Les intérêts des entreprises et la promotion du consumérisme ont conduit à une grande crise sur la planète et dans le monde politique aujourd’hui. Un arrêt de la Cour suprême adopté en 2010 a supprimé les limites du financement des campagnes politiques par les entreprises. C’est hors de contrôle, et nous, le peuple, avons perdu le contrôle.

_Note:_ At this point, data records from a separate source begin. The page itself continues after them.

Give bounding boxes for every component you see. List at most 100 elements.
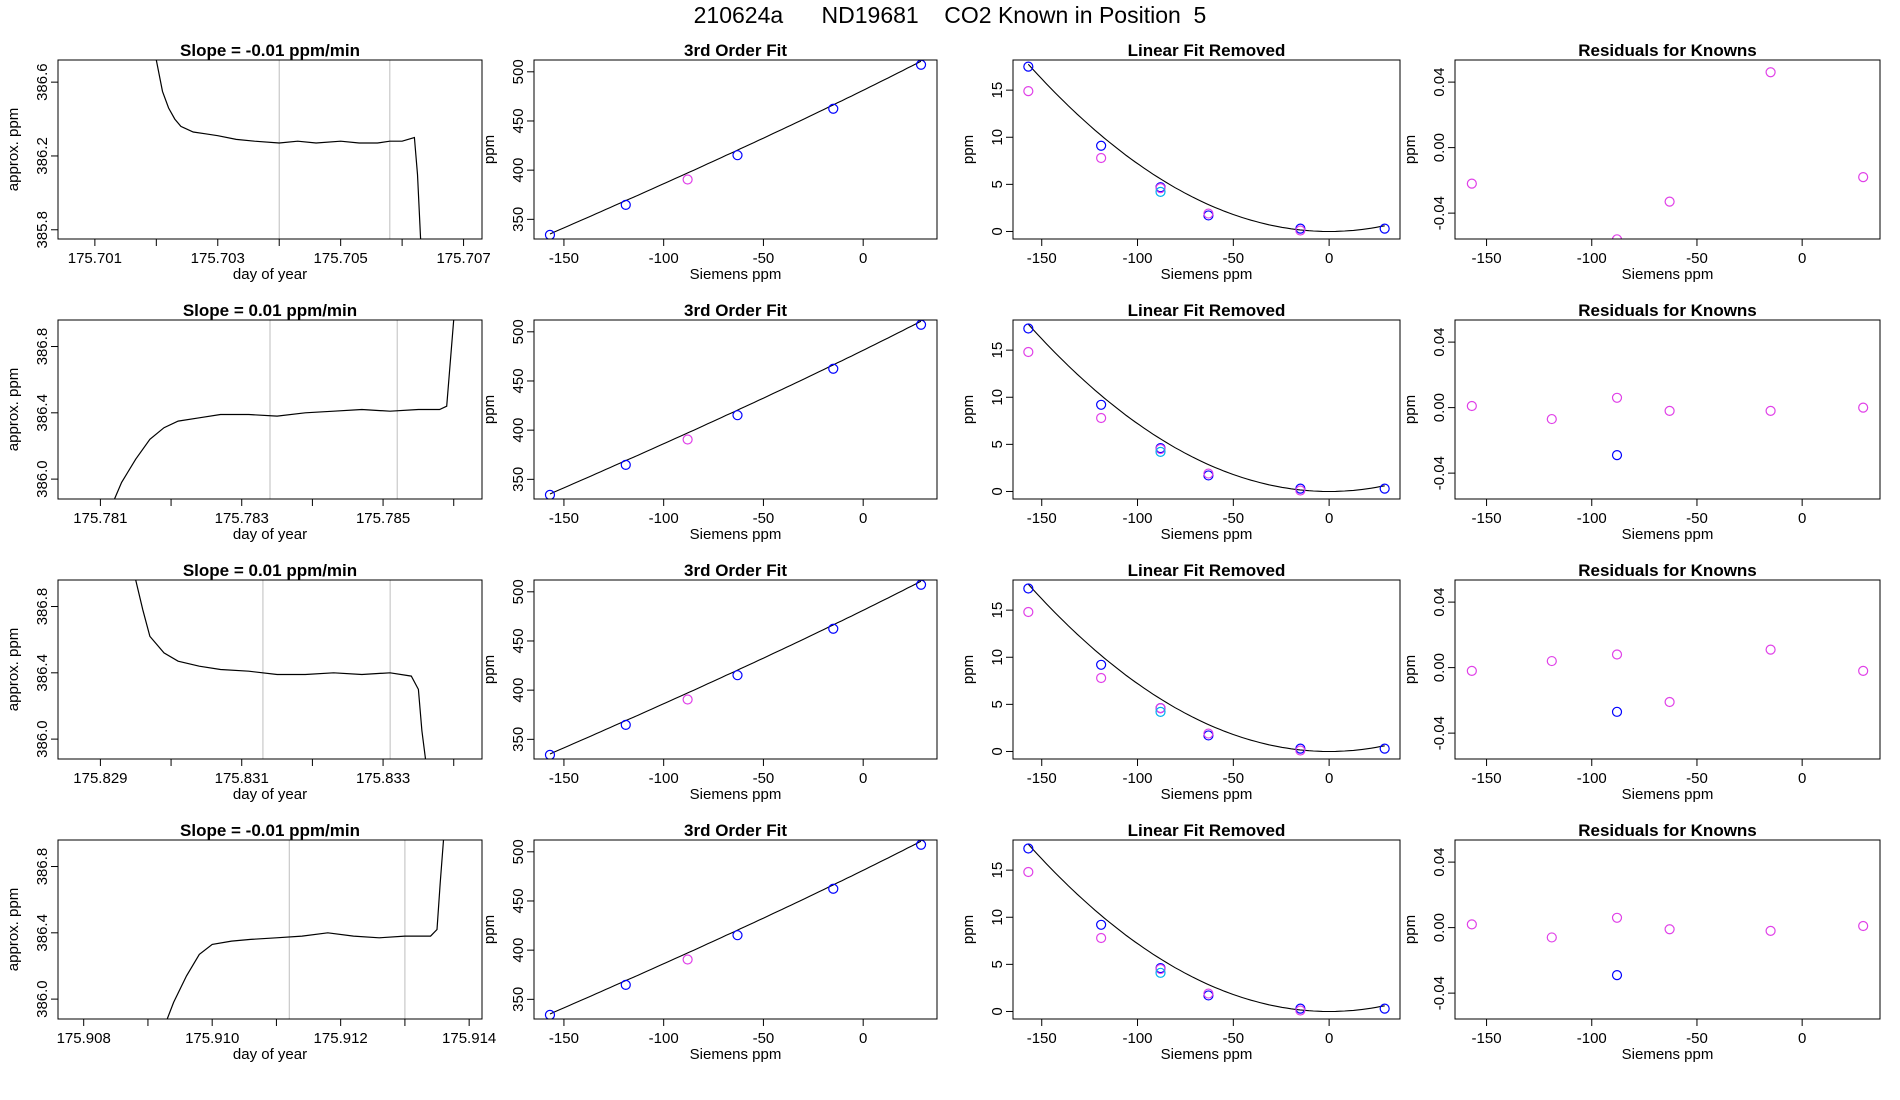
data-point-known bbox=[1096, 152, 1107, 164]
fit-curve bbox=[1027, 63, 1385, 233]
y-axis-label: ppm bbox=[1402, 135, 1419, 164]
data-point-knowns bbox=[1858, 402, 1869, 413]
data-point-standards bbox=[1023, 583, 1034, 594]
x-tick-label: 175.785 bbox=[356, 510, 410, 527]
x-tick-label: 0 bbox=[1325, 250, 1333, 267]
data-point-standards bbox=[732, 410, 743, 421]
x-axis-label: day of year bbox=[233, 266, 307, 283]
x-tick-label: 0 bbox=[1798, 770, 1806, 787]
x-tick-label: -100 bbox=[1123, 250, 1153, 267]
y-tick-label: 450 bbox=[510, 888, 527, 913]
x-tick-label: -50 bbox=[1222, 250, 1244, 267]
x-tick-label: 175.831 bbox=[215, 770, 269, 787]
y-axis-label: ppm bbox=[481, 655, 498, 684]
y-tick-label: 0.04 bbox=[1431, 328, 1448, 357]
y-tick-label: 386.4 bbox=[34, 914, 51, 952]
x-tick-label: -100 bbox=[1577, 510, 1607, 527]
x-tick-label: -100 bbox=[1577, 250, 1607, 267]
y-tick-label: 10 bbox=[989, 129, 1006, 146]
chart-r1c2: -150 -100 -50 0 350 400 450 500 3rd Order Fit Sie… bbox=[481, 41, 938, 283]
x-tick-label: 175.912 bbox=[314, 1030, 368, 1047]
data-point-knowns bbox=[1546, 413, 1557, 425]
fit-curve bbox=[1027, 843, 1385, 1013]
data-point-known bbox=[1023, 606, 1034, 618]
data-point-known bbox=[1155, 963, 1166, 975]
data-point-knowns bbox=[1611, 234, 1623, 239]
x-tick-label: -150 bbox=[1472, 250, 1502, 267]
x-tick-label: 0 bbox=[859, 770, 867, 787]
x-axis-label: Siemens ppm bbox=[690, 786, 782, 803]
y-axis-label: ppm bbox=[1402, 395, 1419, 424]
y-axis-label: approx. ppm bbox=[5, 888, 22, 971]
data-point-known bbox=[682, 434, 693, 445]
y-tick-label: 15 bbox=[989, 602, 1006, 619]
data-trace bbox=[135, 580, 427, 759]
chart-r2c1: 175.781 175.783 175.785 386.0 386.4 386.8 Slop… bbox=[5, 301, 483, 543]
data-point-known bbox=[1096, 412, 1107, 424]
data-trace bbox=[166, 840, 445, 1019]
x-axis-label: Siemens ppm bbox=[1161, 266, 1253, 283]
data-point-knowns bbox=[1466, 919, 1477, 930]
chart-r2c2: -150 -100 -50 0 350 400 450 500 3rd Order Fit Sie… bbox=[481, 301, 938, 543]
data-point-knowns bbox=[1858, 171, 1869, 183]
x-tick-label: -100 bbox=[1577, 1030, 1607, 1047]
data-point-standards bbox=[620, 979, 631, 990]
x-tick-label: -150 bbox=[549, 510, 579, 527]
y-tick-label: 0 bbox=[989, 1007, 1006, 1015]
chart-r1c4: -150 -100 -50 0 -0.04 0.00 0.04 Residuals for K… bbox=[1402, 41, 1881, 283]
chart-title: 3rd Order Fit bbox=[684, 41, 787, 60]
y-tick-label: 386.2 bbox=[34, 137, 51, 175]
y-axis-label: ppm bbox=[960, 135, 977, 164]
plot-frame bbox=[1454, 319, 1881, 500]
data-point-knowns bbox=[1664, 924, 1675, 935]
y-tick-label: 500 bbox=[510, 319, 527, 344]
plot-frame bbox=[533, 839, 938, 1020]
y-tick-label: -0.04 bbox=[1431, 196, 1448, 230]
data-point-known bbox=[1295, 1005, 1306, 1016]
y-tick-label: 0 bbox=[989, 747, 1006, 755]
data-point-standards bbox=[544, 489, 556, 499]
data-point-knowns bbox=[1466, 400, 1477, 412]
data-point-standards bbox=[828, 883, 839, 894]
x-tick-label: -150 bbox=[549, 250, 579, 267]
data-point-standards bbox=[828, 363, 839, 374]
plot-frame bbox=[533, 319, 938, 500]
x-tick-label: 0 bbox=[1325, 510, 1333, 527]
x-axis-label: Siemens ppm bbox=[1161, 526, 1253, 543]
data-point-known bbox=[1023, 866, 1034, 878]
y-tick-label: 350 bbox=[510, 207, 527, 232]
x-axis-label: Siemens ppm bbox=[1622, 266, 1714, 283]
y-tick-label: 350 bbox=[510, 727, 527, 752]
chart-title: Linear Fit Removed bbox=[1128, 561, 1286, 580]
y-tick-label: 385.8 bbox=[34, 211, 51, 249]
y-tick-label: 500 bbox=[510, 839, 527, 864]
y-tick-label: 386.8 bbox=[34, 328, 51, 366]
x-tick-label: 175.914 bbox=[442, 1030, 496, 1047]
x-tick-label: -100 bbox=[1123, 510, 1153, 527]
x-tick-label: 175.783 bbox=[215, 510, 269, 527]
y-tick-label: 15 bbox=[989, 342, 1006, 359]
chart-title: Linear Fit Removed bbox=[1128, 41, 1286, 60]
data-trace bbox=[155, 60, 422, 239]
y-tick-label: -0.04 bbox=[1431, 716, 1448, 750]
chart-title: 3rd Order Fit bbox=[684, 561, 787, 580]
data-point-known bbox=[1203, 208, 1214, 219]
data-point-knowns bbox=[1765, 925, 1776, 936]
data-point-knowns bbox=[1664, 405, 1675, 416]
x-tick-label: -50 bbox=[753, 250, 775, 267]
x-tick-label: -100 bbox=[649, 250, 679, 267]
chart-r1c3: -150 -100 -50 0 0 5 10 15 Linear Fit Removed Siem… bbox=[960, 41, 1401, 283]
y-tick-label: -0.04 bbox=[1431, 456, 1448, 490]
data-point-reference bbox=[1611, 706, 1623, 717]
data-point-known bbox=[1203, 988, 1214, 999]
x-tick-label: 0 bbox=[1798, 510, 1806, 527]
data-point-knowns bbox=[1611, 392, 1623, 403]
data-point-knowns bbox=[1664, 196, 1675, 207]
chart-title: 3rd Order Fit bbox=[684, 301, 787, 320]
data-point-standards bbox=[544, 1009, 556, 1019]
x-axis-label: Siemens ppm bbox=[690, 1046, 782, 1063]
data-point-knowns bbox=[1765, 644, 1776, 655]
x-tick-label: 175.707 bbox=[436, 250, 490, 267]
x-tick-label: -100 bbox=[649, 1030, 679, 1047]
data-point-known bbox=[1295, 745, 1306, 756]
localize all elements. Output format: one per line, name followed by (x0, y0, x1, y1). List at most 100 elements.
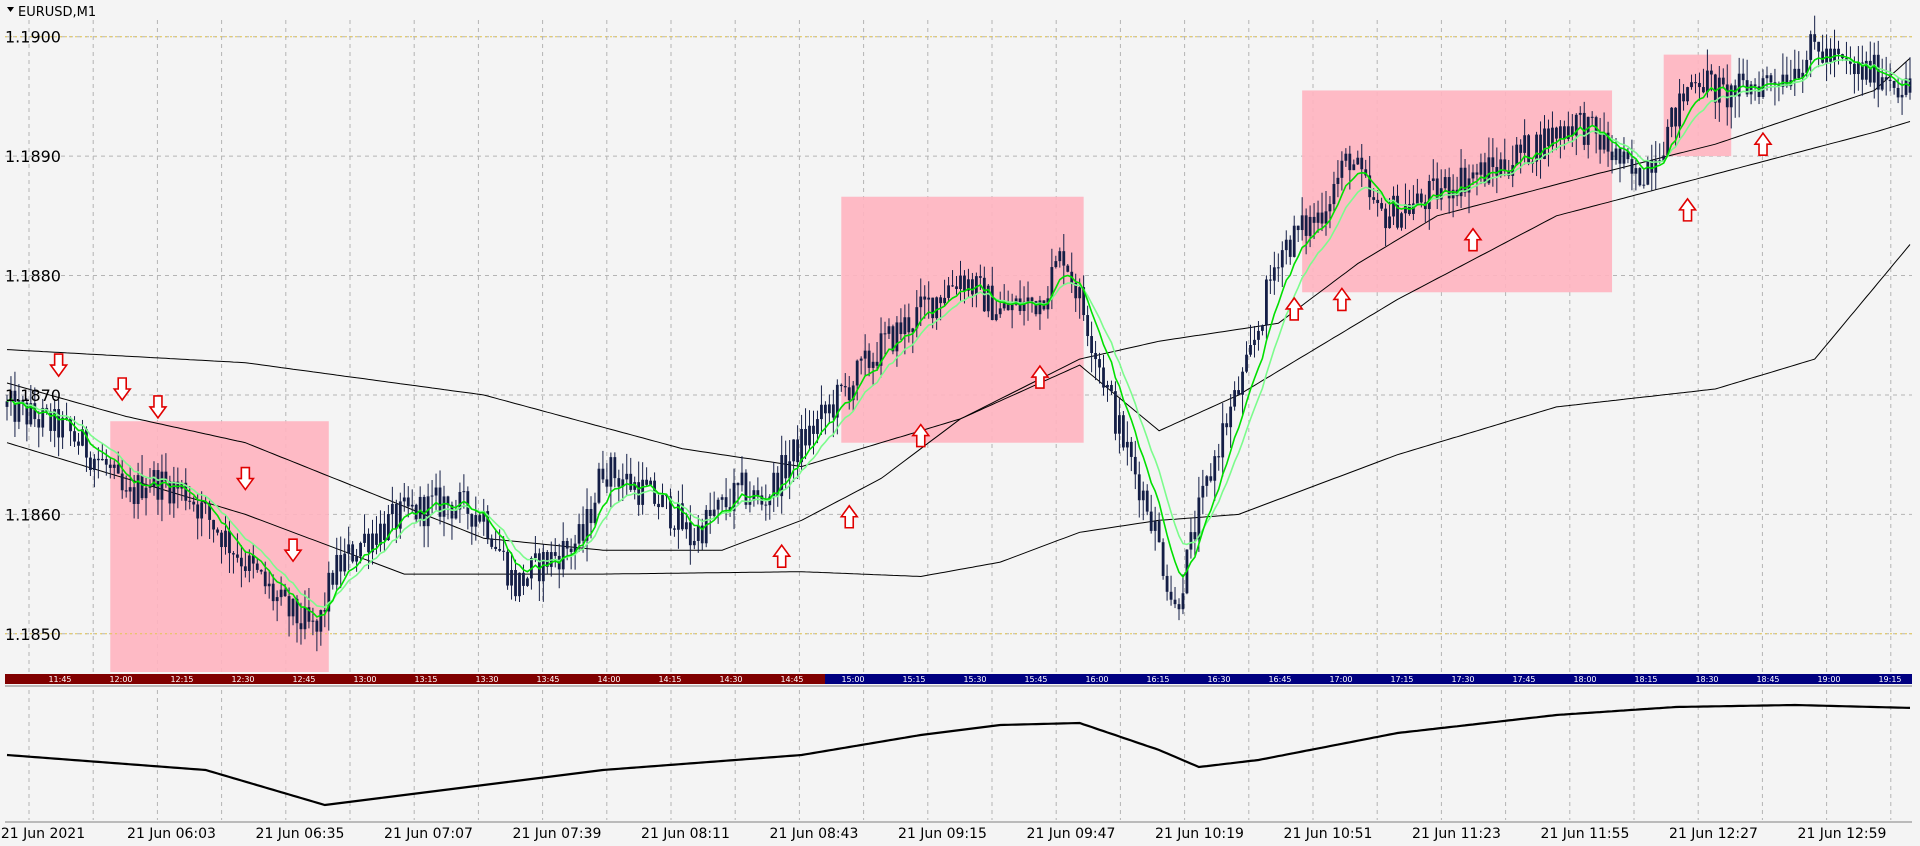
candle-body (1054, 261, 1058, 268)
candle-body (947, 285, 950, 298)
candle-body (971, 279, 974, 295)
candle-body (1265, 279, 1268, 326)
candle-body (1400, 213, 1403, 228)
candle-body (1038, 300, 1042, 315)
candle-body (1102, 367, 1105, 388)
candle-body (1809, 34, 1813, 60)
candle-body (613, 457, 617, 479)
candle-body (1582, 112, 1586, 145)
candle-body (1118, 415, 1121, 434)
candle-body (1475, 172, 1479, 175)
candle-body (386, 514, 390, 541)
candle-body (73, 431, 76, 442)
candle-body (839, 384, 843, 387)
time-axis: 21 Jun 2021 21 Jun 06:03 21 Jun 06:35 21 Ju… (1, 826, 1887, 842)
candle-body (728, 507, 732, 511)
candle-body (716, 499, 720, 510)
candle-body (164, 471, 168, 482)
candle-body (375, 533, 378, 545)
candle-body (1205, 476, 1209, 486)
candle-body (851, 385, 855, 401)
candle-body (1388, 216, 1391, 229)
price-tick-label: 1.1870 (5, 386, 61, 405)
price-tick-label: 1.1850 (5, 625, 61, 644)
candle-body (911, 328, 915, 333)
candle-body (1813, 34, 1817, 42)
candle-body (192, 501, 196, 505)
candle-body (1713, 74, 1717, 103)
candle-body (1670, 107, 1674, 127)
up-arrow-icon (911, 423, 931, 448)
candle-body (581, 524, 585, 541)
candle-body (1006, 303, 1010, 311)
candle-body (236, 554, 239, 558)
candle-body (13, 390, 17, 422)
candle-body (816, 419, 819, 434)
candle-body (998, 308, 1002, 315)
candle-body (29, 403, 33, 425)
candle-body (454, 509, 458, 519)
candle-body (92, 458, 96, 470)
candle-body (220, 532, 223, 548)
down-arrow-icon (49, 353, 69, 378)
candle-body (271, 583, 275, 602)
session-time-label: 14:45 (780, 675, 803, 684)
candle-body (53, 409, 57, 431)
candle-body (772, 472, 776, 497)
candle-body (895, 322, 899, 352)
candle-body (474, 515, 478, 527)
candle-body (1125, 441, 1129, 448)
candle-body (1547, 128, 1550, 147)
session-time-bar: 11:45 12:00 12:15 12:30 12:45 13:00 13:15 13:30… (5, 674, 1912, 687)
session-time-label: 16:15 (1146, 675, 1169, 684)
candle-body (136, 475, 140, 504)
candle-body (1690, 82, 1693, 88)
session-time-label: 16:45 (1268, 675, 1291, 684)
dropdown-triangle-icon[interactable] (7, 7, 14, 12)
candle-body (1642, 184, 1646, 186)
candle-body (1340, 160, 1344, 178)
candle-body (1050, 267, 1054, 299)
candle-body (1328, 204, 1332, 212)
candle-body (780, 455, 784, 497)
down-arrow-icon (112, 377, 132, 402)
candle-body (696, 525, 700, 541)
session-bar-red (5, 674, 825, 684)
candle-body (573, 543, 577, 553)
candle-body (311, 620, 315, 622)
candle-body (21, 399, 25, 403)
candle-body (283, 589, 287, 597)
candle-body (251, 555, 255, 564)
candle-body (402, 497, 406, 502)
candle-body (804, 428, 807, 446)
candle-body (1539, 134, 1542, 159)
candle-body (1555, 127, 1558, 139)
candle-body (1352, 164, 1356, 171)
candle-body (533, 553, 537, 559)
candle-body (1527, 135, 1531, 164)
candle-body (756, 490, 760, 496)
candle-body (275, 597, 279, 602)
candle-body (1336, 177, 1340, 184)
candle-body (1849, 60, 1852, 64)
session-time-label: 14:30 (719, 675, 742, 684)
time-tick-label: 21 Jun 10:19 (1155, 826, 1244, 842)
session-time-label: 19:00 (1817, 675, 1840, 684)
session-time-label: 18:45 (1756, 675, 1779, 684)
candle-body (609, 457, 613, 487)
candle-body (645, 479, 649, 485)
candle-body (526, 578, 529, 586)
candle-body (1058, 251, 1062, 262)
candle-body (1415, 193, 1419, 204)
candle-body (1237, 390, 1240, 395)
candle-body (466, 491, 470, 514)
candle-body (430, 495, 434, 497)
candle-body (1284, 239, 1288, 251)
oscillator-panel (5, 703, 1912, 823)
candle-body (490, 538, 494, 547)
candle-body (1356, 157, 1360, 165)
candle-body (394, 503, 398, 529)
candle-body (120, 473, 124, 491)
candle-body (1149, 511, 1153, 531)
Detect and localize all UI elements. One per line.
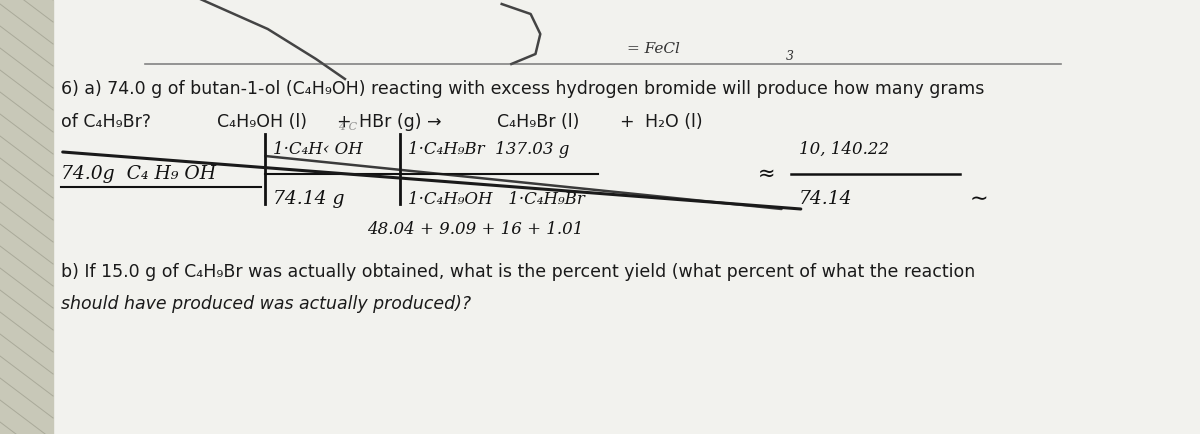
Text: H₂O (l): H₂O (l) bbox=[644, 113, 702, 131]
Text: 10, 140.22: 10, 140.22 bbox=[799, 141, 889, 158]
Bar bbox=[0, 0, 53, 434]
Text: 1·C₄H₉OH   1·C₄H₉Br: 1·C₄H₉OH 1·C₄H₉Br bbox=[408, 191, 584, 207]
Text: ∼: ∼ bbox=[970, 189, 989, 209]
Text: +: + bbox=[619, 113, 634, 131]
Text: HBr (g) →: HBr (g) → bbox=[359, 113, 442, 131]
Text: 4 C: 4 C bbox=[337, 122, 356, 132]
Text: ≈: ≈ bbox=[757, 164, 775, 184]
Text: of C₄H₉Br?: of C₄H₉Br? bbox=[61, 113, 151, 131]
Text: 3: 3 bbox=[786, 49, 794, 62]
Text: 6) a) 74.0 g of butan-1-ol (C₄H₉OH) reacting with excess hydrogen bromide will p: 6) a) 74.0 g of butan-1-ol (C₄H₉OH) reac… bbox=[61, 80, 984, 98]
Text: 48.04 + 9.09 + 16 + 1.01: 48.04 + 9.09 + 16 + 1.01 bbox=[367, 220, 583, 237]
Text: should have produced was actually produced)?: should have produced was actually produc… bbox=[61, 295, 470, 313]
Text: 1·C₄H‹ OH: 1·C₄H‹ OH bbox=[274, 141, 362, 158]
Text: 1·C₄H₉Br  137.03 g: 1·C₄H₉Br 137.03 g bbox=[408, 141, 570, 158]
Text: C₄H₉OH (l): C₄H₉OH (l) bbox=[217, 113, 307, 131]
Text: = FeCl: = FeCl bbox=[628, 42, 680, 56]
Text: b) If 15.0 g of C₄H₉Br was actually obtained, what is the percent yield (what pe: b) If 15.0 g of C₄H₉Br was actually obta… bbox=[61, 263, 976, 281]
Text: 74.14 g: 74.14 g bbox=[274, 190, 344, 208]
Text: 74.0g  C₄ H₉ OH: 74.0g C₄ H₉ OH bbox=[61, 165, 216, 183]
Text: +: + bbox=[336, 113, 350, 131]
Text: C₄H₉Br (l): C₄H₉Br (l) bbox=[497, 113, 580, 131]
Text: 74.14: 74.14 bbox=[799, 190, 852, 208]
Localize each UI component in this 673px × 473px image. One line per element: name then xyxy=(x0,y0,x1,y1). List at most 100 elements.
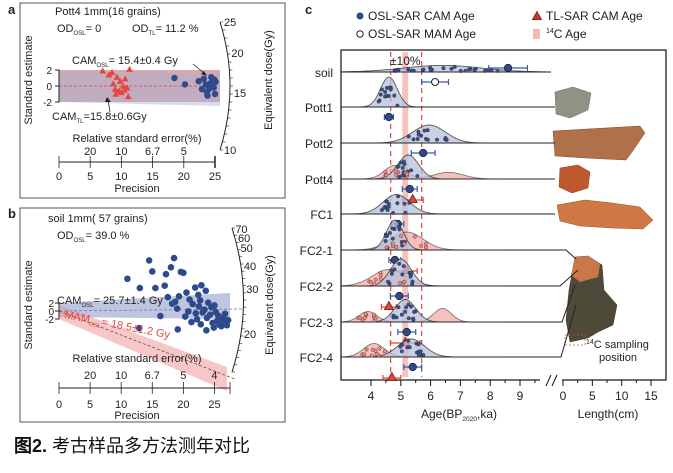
panel-b-osl-point xyxy=(181,313,189,320)
panel-b-ylabel: Standard estimate xyxy=(23,260,35,349)
panel-a-tl-point xyxy=(99,67,107,74)
panel-b-ytick-label: 0 xyxy=(48,307,54,318)
osl-grain-point xyxy=(400,165,405,170)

Une réforme du financement des campagnes électorales est urgente, pour empêcher qu’un parti politique soit acheté par des intérêts privés.

Car, oui, on peut acheter des votes ici, et il semble pour l’instant que le parti qui prend le contrôle de la Maison-Blanche ce lundi (20 janvier 2025) est, manifestement, le parti des milliardaires.

Nous sommes entrés dans une nouvelle ère où la colère et le fait de dresser les gens les uns contre les autres, avec l’aide des réseaux sociaux et de la désinformation, ont pris le dessus .

On en revient donc au bon vieux pouvoir de l’argent, cette fois-ci conjugué avec le nouveau pouvoir immense du numérique. Jusqu’où l’extrême-droite trumpiste réussira-t-elle à faire reculer la démocratie états-unienne? La réponse reste entièrement à venir.

Au Canada et au Québec

Le Canada et le Québec ne sont pas à l’abri de ces forts vents de droite, au contraire. Tant au fédéral que dans les provinces, des personnalités politiques bien en vue jouent abondamment de la rhétorique présentant l’Autre et les contre-pouvoirs, dont les milieux syndicaux et progressistes, comme la grande menace existentielle à la Nation.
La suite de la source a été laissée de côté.